For instance, MSNBC Phil Griffin wasn't about to let a recent CNN release promising that his rival would be the only "unbiased" network covering the conventions slip by him. “When you’re desperate, you start calling different things out," he told The Huffington Post on Thursday.
Griffin also had words for Sam Feist, CNN's Washington bureau chief, who described his network as "the only cable news channel that hasn't a picked side in this election."
“Not every voter wants to be told how to vote," Feist recently told The Huffington Post’s Michael Calderone. "CNN will give viewers and voters an opportunity to hear both sides."
Griffin dismissed those comments, saying that he would let Feist's "words speak for themselves." He touted MSNBC’s plans for convention coverage, eagerly anticipating the official start of the election season.
The network will air twenty hours of live coverage a day during the RNC in Tampa and the DNC in Charlotte. Primetime broadcasts will be hosted by Rachel Maddow with Chris Matthews, who will be joined by Ed Schultz, Lawrence O’Donnell, Rev. Al Sharpton, Chris Hayes and campaign strategist Steve Schmidt.
Griffin said his network's personalities would be a major draw. "That’s what we’ve made our name on in the past year and that’s what we’re gonna continue to do," he said. "The opportunity for us is that people will get to see us and how we do politics."

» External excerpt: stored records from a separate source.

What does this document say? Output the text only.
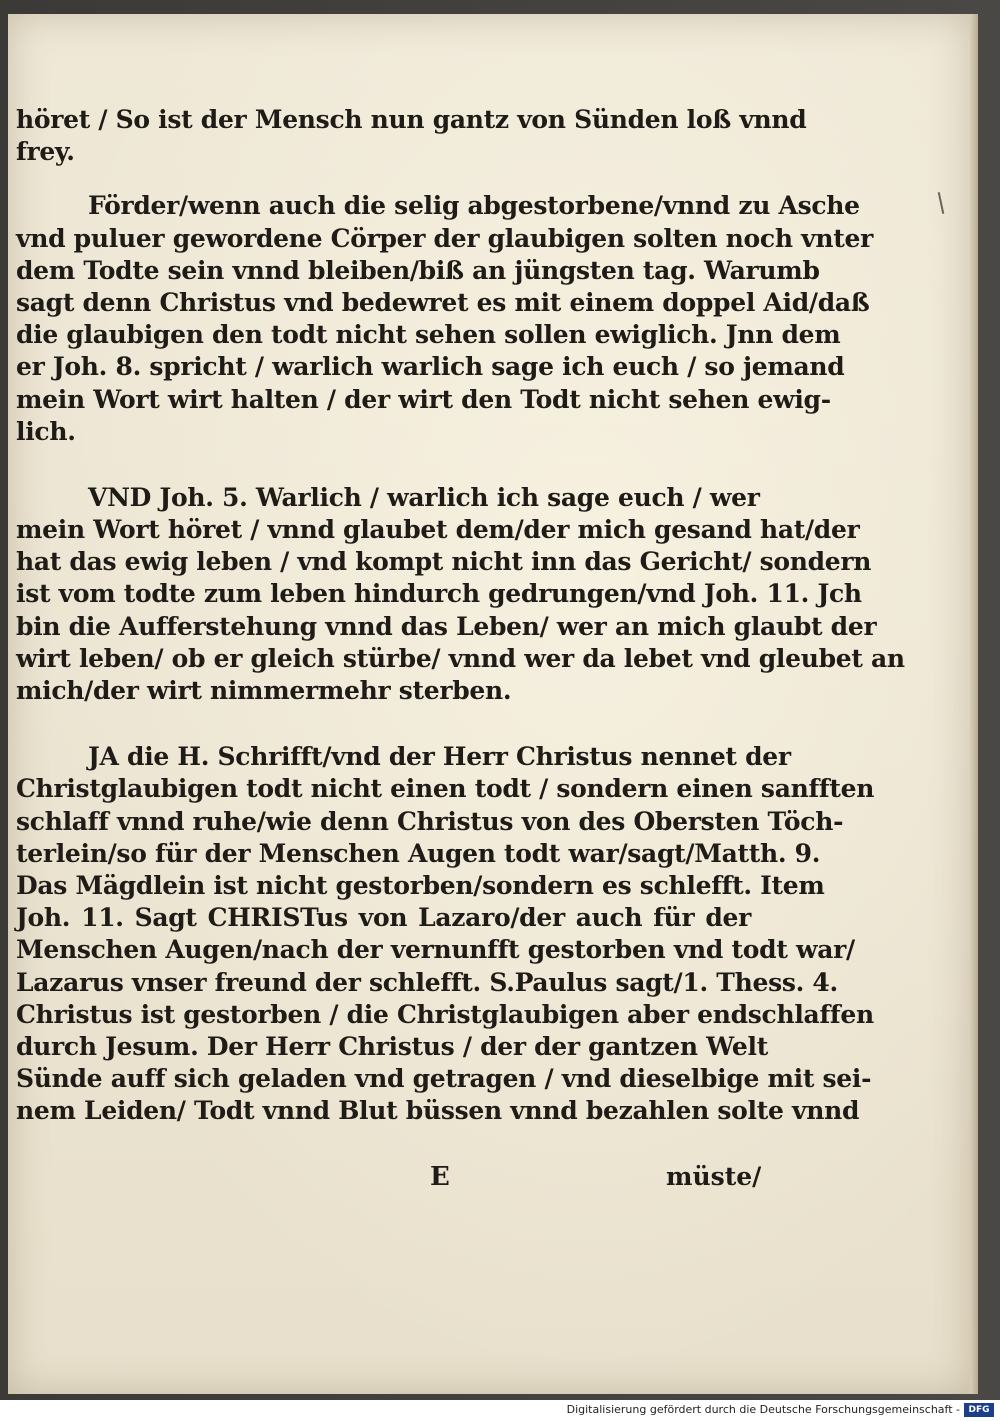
höret / So ist der Mensch nun gantz von Sünden loß vnnd
frey.
Förder/wenn auch die selig abgestorbene/vnnd zu Asche
vnd puluer gewordene Cörper der glaubigen solten noch vnter
dem Todte sein vnnd bleiben/biß an jüngsten tag. Warumb
sagt denn Christus vnd bedewret es mit einem doppel Aid/daß
die glaubigen den todt nicht sehen sollen ewiglich. Jnn dem
er Joh. 8. spricht / warlich warlich sage ich euch / so jemand
mein Wort wirt halten / der wirt den Todt nicht sehen ewig-
lich.
VND Joh. 5. Warlich / warlich ich sage euch / wer
mein Wort höret / vnnd glaubet dem/der mich gesand hat/der
hat das ewig leben / vnd kompt nicht inn das Gericht/ sondern
ist vom todte zum leben hindurch gedrungen/vnd Joh. 11. Jch
bin die Aufferstehung vnnd das Leben/ wer an mich glaubt der
wirt leben/ ob er gleich stürbe/ vnnd wer da lebet vnd gleubet an
mich/der wirt nimmermehr sterben.
JA die H. Schrifft/vnd der Herr Christus nennet der
Christglaubigen todt nicht einen todt / sondern einen sanfften
schlaff vnnd ruhe/wie denn Christus von des Obersten Töch-
terlein/so für der Menschen Augen todt war/sagt/Matth. 9.
Das Mägdlein ist nicht gestorben/sondern es schlefft. Item
Joh. 11. Sagt CHRISTus von Lazaro/der auch für der
Menschen Augen/nach der vernunfft gestorben vnd todt war/
Lazarus vnser freund der schlefft. S.Paulus sagt/1. Thess. 4.
Christus ist gestorben / die Christglaubigen aber endschlaffen
durch Jesum. Der Herr Christus / der der gantzen Welt
Sünde auff sich geladen vnd getragen / vnd dieselbige mit sei-
nem Leiden/ Todt vnnd Blut büssen vnnd bezahlen solte vnnd
E	müste/
Digitalisierung gefördert durch die Deutsche Forschungsgemeinschaft - DFG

He also spoke about the changes to the network since the last conventions, in 2008.
“We were a distant third,” he recalled. “We were just beginning to find our voice. Rachel [Maddow] didn’t even have a show then. Our line-up was different. We really made a name for ourselves during the conventions and in the run-up to the election.”
MSNBC has surpassed CNN in the interim, and Griffin listed the names of the shows and hosts that the network has added over the past four years. He said that he expects the election will bring in even more viewers, citing a boost in the ratings since Mitt Romney chose Paul Ryan as his running mate.
“I love the position we’re in,” he said, describing the network as being “neck and neck” with Fox News at 9 and 10 p.m. (While certain MSNBC programs have come close at to matching Fox News in the A25-54 demo, the network still trails its rival by some distance in terms of total viewers.)
Griffin pointed out that politics is MSNBC’s bread and butter. “I bet you that we play more speeches than anyone else,” he said. “We’re not doing Whitney Houston for a week. We don’t follow every silly story out there. We do politics and we do it well. People trust us.”